More regulatory control

Underwood added: “Government should consider introducing more fiscal support and reducing regulatory controls for SMEs. Businesses could work with suppliers to alleviate pressure across their supply chains and identify the burden of additional costs with customers.”

An estimated total of 3,633 companies entered insolvency in Q3 2016, which was 2.2% higher than Q2 2016 and 1.1% higher than Q3 2015. Case numbers have been flat for the past year, proceeding a trend of decrease from 2011 through to 2015.

 

q3-insolvencies 2016

Shadowy behaviour

Brian Johnson, insolvency partner at HW Fisher & Co, said some companies were “avoiding scrutiny”.

“There are two reasons for the flat insolvency figures, on the one hand, modern recovery and rescue procedures which are more robust than they used to be. On the other hand, a lot of companies that should have gone through a formal insolvency procedure are managing to be struck off the register, avoiding scrutiny.”
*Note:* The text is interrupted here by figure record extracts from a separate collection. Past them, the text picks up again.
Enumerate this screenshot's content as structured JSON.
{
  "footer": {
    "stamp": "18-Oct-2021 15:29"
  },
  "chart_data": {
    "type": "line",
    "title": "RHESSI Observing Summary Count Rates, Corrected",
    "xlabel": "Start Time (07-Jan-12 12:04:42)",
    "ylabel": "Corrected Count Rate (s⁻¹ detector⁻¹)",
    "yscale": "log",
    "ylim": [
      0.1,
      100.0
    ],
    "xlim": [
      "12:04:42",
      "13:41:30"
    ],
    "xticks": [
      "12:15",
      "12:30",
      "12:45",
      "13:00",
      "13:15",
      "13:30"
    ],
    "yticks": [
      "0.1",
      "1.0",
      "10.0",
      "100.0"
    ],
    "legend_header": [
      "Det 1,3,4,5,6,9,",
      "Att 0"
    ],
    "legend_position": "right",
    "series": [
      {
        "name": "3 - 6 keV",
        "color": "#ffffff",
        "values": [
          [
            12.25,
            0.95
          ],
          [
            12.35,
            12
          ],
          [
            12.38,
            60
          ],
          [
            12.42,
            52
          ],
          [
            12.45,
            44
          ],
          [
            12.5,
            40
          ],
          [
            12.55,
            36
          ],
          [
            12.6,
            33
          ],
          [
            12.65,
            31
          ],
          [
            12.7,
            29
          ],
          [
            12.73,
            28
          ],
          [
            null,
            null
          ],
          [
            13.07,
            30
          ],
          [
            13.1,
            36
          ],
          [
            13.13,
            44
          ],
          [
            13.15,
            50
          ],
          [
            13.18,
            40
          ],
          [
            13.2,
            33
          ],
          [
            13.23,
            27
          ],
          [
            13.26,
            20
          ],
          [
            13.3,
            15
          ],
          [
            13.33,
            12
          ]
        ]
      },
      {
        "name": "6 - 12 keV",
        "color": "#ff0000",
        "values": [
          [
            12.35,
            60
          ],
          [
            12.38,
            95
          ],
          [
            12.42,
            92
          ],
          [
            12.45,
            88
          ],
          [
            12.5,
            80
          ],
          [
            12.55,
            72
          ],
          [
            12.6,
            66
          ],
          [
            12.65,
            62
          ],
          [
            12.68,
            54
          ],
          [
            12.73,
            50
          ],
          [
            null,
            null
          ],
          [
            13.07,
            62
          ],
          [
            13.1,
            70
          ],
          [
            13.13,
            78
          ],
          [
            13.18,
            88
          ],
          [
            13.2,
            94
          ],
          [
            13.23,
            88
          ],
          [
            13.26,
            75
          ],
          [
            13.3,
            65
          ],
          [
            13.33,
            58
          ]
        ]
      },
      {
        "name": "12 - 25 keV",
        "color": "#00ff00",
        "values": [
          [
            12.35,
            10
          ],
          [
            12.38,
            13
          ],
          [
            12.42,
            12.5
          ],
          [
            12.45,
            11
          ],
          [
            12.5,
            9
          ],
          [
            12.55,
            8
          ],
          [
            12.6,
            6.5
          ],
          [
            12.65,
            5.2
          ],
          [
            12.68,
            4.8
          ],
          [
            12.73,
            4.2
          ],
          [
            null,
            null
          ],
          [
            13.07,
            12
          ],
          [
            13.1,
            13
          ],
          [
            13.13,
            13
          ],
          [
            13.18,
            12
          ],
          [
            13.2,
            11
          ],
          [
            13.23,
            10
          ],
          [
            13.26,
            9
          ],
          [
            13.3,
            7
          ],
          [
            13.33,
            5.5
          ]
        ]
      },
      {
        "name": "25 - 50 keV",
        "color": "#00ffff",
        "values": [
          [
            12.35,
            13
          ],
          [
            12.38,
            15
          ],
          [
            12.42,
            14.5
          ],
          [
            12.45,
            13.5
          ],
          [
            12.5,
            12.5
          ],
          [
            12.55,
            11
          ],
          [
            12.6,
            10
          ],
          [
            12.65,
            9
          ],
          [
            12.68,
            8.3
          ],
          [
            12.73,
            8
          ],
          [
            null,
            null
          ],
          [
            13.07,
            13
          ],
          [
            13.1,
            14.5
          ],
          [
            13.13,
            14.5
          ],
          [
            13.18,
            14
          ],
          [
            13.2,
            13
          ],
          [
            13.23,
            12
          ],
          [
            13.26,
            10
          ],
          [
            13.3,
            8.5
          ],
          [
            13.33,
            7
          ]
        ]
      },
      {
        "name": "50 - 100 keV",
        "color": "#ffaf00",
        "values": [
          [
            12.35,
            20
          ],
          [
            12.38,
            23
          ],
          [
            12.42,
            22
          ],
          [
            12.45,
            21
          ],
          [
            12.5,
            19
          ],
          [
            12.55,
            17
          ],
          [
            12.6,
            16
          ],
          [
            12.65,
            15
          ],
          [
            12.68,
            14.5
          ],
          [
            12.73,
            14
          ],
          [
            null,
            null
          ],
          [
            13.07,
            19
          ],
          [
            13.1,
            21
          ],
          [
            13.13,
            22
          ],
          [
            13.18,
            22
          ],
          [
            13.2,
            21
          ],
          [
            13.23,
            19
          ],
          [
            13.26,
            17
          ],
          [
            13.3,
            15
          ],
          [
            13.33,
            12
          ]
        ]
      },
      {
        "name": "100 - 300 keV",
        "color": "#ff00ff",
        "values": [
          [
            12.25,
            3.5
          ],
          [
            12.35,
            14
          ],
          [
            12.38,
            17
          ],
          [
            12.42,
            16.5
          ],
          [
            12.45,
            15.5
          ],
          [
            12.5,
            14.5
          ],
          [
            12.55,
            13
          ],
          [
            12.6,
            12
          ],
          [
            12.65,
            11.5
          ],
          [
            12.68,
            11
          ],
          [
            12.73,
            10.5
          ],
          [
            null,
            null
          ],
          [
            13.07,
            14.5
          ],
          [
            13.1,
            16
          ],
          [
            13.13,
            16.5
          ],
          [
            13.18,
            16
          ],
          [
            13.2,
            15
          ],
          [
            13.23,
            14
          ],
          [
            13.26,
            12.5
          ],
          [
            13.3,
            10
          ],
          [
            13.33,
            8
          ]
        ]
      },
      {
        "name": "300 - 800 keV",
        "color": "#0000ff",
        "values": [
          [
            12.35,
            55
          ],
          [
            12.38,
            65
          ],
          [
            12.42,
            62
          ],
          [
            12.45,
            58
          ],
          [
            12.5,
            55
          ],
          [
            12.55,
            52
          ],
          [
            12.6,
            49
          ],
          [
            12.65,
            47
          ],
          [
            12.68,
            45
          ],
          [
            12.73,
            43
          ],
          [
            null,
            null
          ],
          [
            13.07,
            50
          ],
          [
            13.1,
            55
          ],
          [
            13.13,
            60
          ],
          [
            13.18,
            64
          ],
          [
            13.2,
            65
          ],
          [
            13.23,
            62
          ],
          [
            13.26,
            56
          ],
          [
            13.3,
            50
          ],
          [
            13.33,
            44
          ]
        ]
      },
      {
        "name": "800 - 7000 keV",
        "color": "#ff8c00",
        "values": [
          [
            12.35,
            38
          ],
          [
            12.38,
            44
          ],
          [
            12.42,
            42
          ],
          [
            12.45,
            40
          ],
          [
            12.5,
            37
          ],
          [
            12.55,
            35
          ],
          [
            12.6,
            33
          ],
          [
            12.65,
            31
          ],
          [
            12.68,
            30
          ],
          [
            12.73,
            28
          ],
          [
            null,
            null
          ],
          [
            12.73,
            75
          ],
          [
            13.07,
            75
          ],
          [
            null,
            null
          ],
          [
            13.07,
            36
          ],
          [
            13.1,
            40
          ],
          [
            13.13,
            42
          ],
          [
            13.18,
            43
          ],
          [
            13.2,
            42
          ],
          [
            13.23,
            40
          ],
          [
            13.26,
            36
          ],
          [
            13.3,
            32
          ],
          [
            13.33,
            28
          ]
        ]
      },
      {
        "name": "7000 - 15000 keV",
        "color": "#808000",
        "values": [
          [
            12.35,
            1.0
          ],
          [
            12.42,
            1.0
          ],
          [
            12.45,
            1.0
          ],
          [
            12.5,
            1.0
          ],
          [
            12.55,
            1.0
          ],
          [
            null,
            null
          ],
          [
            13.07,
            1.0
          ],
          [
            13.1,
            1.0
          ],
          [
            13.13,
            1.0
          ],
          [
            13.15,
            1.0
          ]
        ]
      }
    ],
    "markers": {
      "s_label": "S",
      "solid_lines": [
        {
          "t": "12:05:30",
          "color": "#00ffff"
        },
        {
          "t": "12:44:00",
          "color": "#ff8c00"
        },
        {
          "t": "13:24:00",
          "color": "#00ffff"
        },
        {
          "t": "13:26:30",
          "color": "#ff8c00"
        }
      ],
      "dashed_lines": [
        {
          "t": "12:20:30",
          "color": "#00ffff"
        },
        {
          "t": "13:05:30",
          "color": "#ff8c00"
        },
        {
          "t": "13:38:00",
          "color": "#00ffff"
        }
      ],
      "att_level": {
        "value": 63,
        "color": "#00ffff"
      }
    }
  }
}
Johnson said a lack of resources at HMRC, which policed the area, was making the voluntary route attractive for some directors: The ‘black insolvency economy’ is a controversial issue, as many company directors are managing to effectively shirk their responsibilities and shut up shop without an investigation or consequences.”

The Q3 BCM and Economic Forecast data from ICAEW highlighted a dip in business confidence and business investment.

“Businesses are not employing solid financial management to deal with a tumultuous economic landscape”, said Clive Lewis, head of enterprise, ICAEW.

Insolvency framework review

The Review of the Corporate Insolvency Framework, published by the Insolvency Service last month, has prompted fearful responses from the credit community on the fall of businesses, that may be disproportionately protected at the expense of their creditors.

There were four key areas of proposed reform to help financially distressed companies which included; creating a new Moratorium period, provision to require essential suppliers, the creation of a new restructuring plan and measures to encourage ‘rescue finance’.

In terms of the Rescue Finance proposal, most agreed that a lack of finance rarely prevents the rescue of viable businesses; the existing framework does permit rescue financing, which there is currently a market for.

Philip King, chief executive of CICM, said that the compelling arguments surrounding the proposals might be ignored: “A move to a new model, similar to Chapter 11 for UK businesses heading towards insolvency, could have serious, unintended consequences for creditors, cashflow and thousands of small businesses within the supply chain.”